Wolverine: every compass in town is pointing at you, bro, how do you not know this

@lawbsterfest

Better names for porcupines:

Needle Beaver
Battlepig
Hurty Squirrel
Flail Monster
Cactus Rat
Capy-scare-uh
Death otter
Revenge Possum

@MrsJCtoyou

Twitter :

Where all the really weird kids at school who had no friends now have 7,913 of even weirder ones

@ABurgerADay

[tsunami approaches]

Me: At last I will feel oblivion’s sweet embrace.
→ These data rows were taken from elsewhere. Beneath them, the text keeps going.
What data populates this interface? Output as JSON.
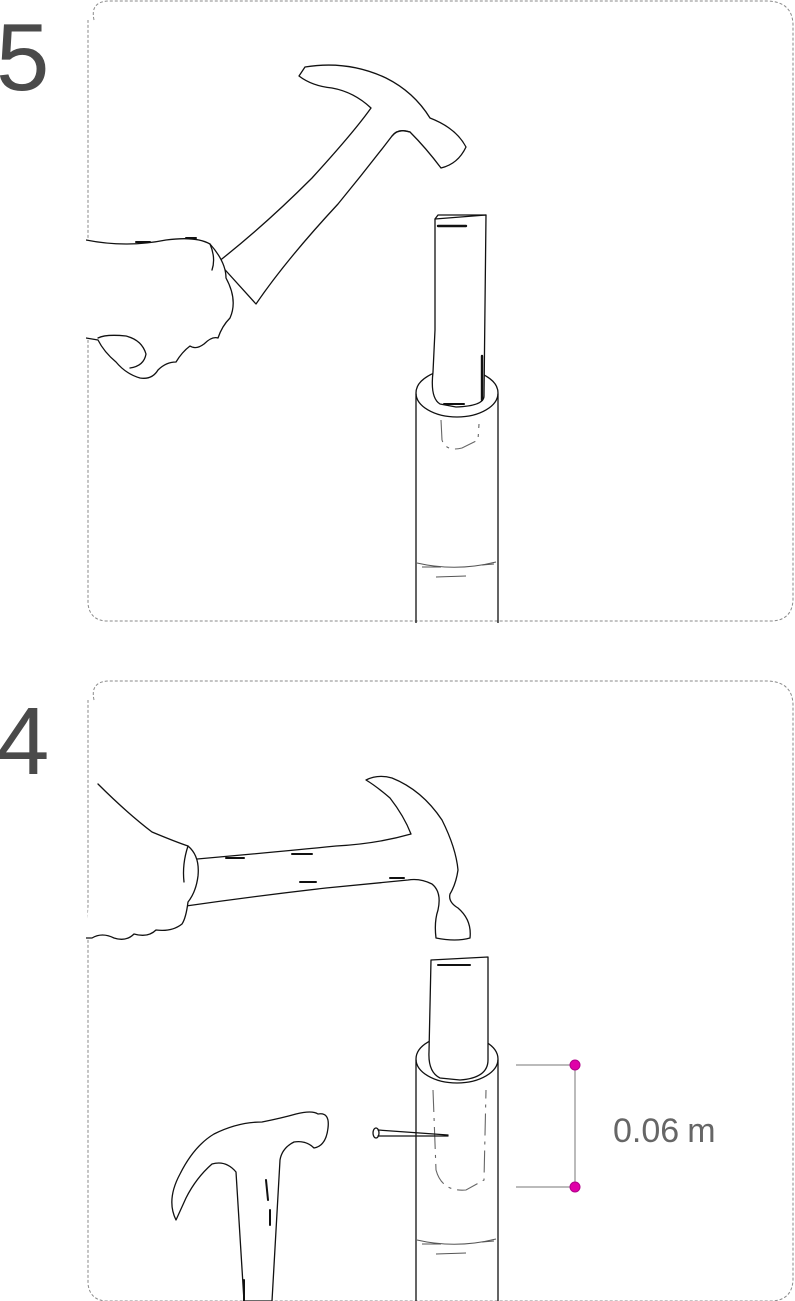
{
  "steps": [
    {
      "number": "5"
    },
    {
      "number": "4",
      "dimension": {
        "value": "0.06",
        "unit": "m"
      }
    }
  ],
  "colors": {
    "line": "#111111",
    "frame": "#8a8a8a",
    "step_number": "#4a4a4a",
    "dimension_marker": "#e000a8",
    "dimension_text": "#666666"
  }
}
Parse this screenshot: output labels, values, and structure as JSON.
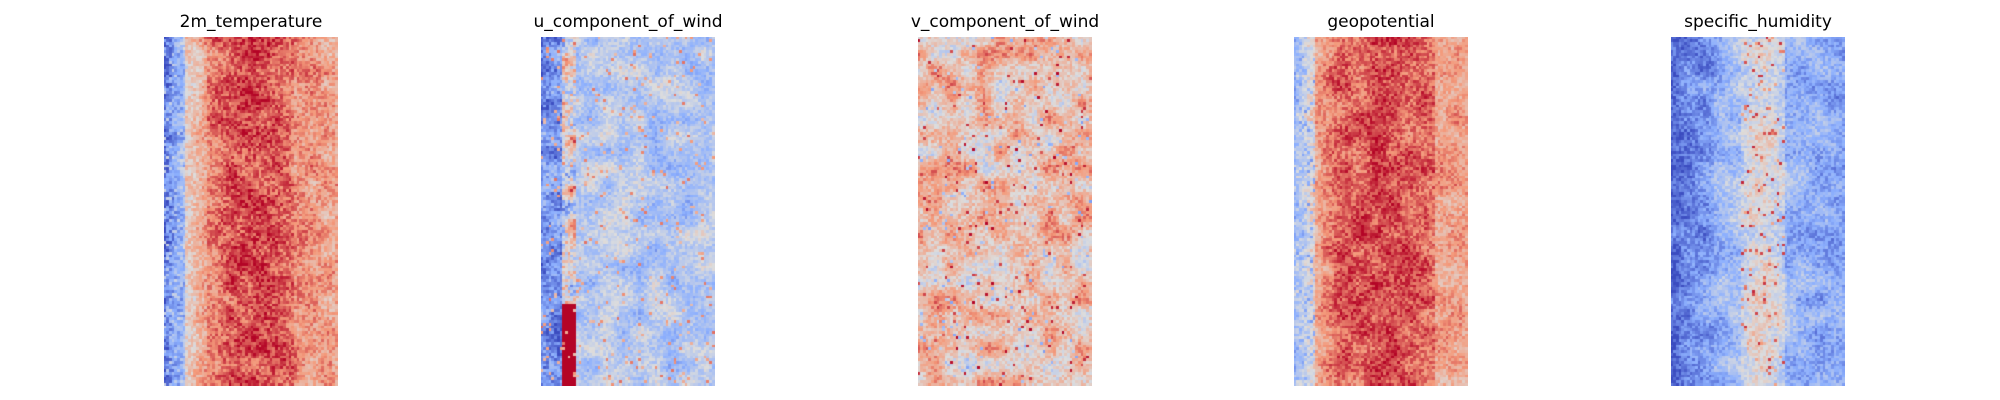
{
  "chart_data": [
    {
      "type": "heatmap",
      "title": "2m_temperature",
      "colormap": "coolwarm",
      "axes": "off",
      "grid": false,
      "legend": "none",
      "profile": "temperature"
    },
    {
      "type": "heatmap",
      "title": "u_component_of_wind",
      "colormap": "coolwarm",
      "axes": "off",
      "grid": false,
      "legend": "none",
      "profile": "u_wind"
    },
    {
      "type": "heatmap",
      "title": "v_component_of_wind",
      "colormap": "coolwarm",
      "axes": "off",
      "grid": false,
      "legend": "none",
      "profile": "v_wind"
    },
    {
      "type": "heatmap",
      "title": "geopotential",
      "colormap": "coolwarm",
      "axes": "off",
      "grid": false,
      "legend": "none",
      "profile": "geopotential"
    },
    {
      "type": "heatmap",
      "title": "specific_humidity",
      "colormap": "coolwarm",
      "axes": "off",
      "grid": false,
      "legend": "none",
      "profile": "humidity"
    }
  ],
  "colors": {
    "cold": "#3b4cc0",
    "neutral": "#dddddd",
    "warm": "#b40426",
    "background": "#ffffff"
  }
}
Tsunami (inexplicably reversing): I have a boyfriend.

@Tbone7219

My friend has canceled our lunch plans three days in a row. I’m starting to think she really doesn’t like lunch.

@caithuls

[someone stops being my friend]
ah that’s sad they must have died

@AngryRaccoon2

Most people don’t put music on for pets when they go out, but here’s me going back in the house to change it cuz the dog only likes Top 40.

@DanSpenser

A “Purge” comedy where two pals accidentally kill someone a week before the purge and try to fake the person’s life until the murder would be legal.

@YahooAnswersTXT

Homosexuals please help me. I think my hamsters are gay. How do I let them know it’s okay?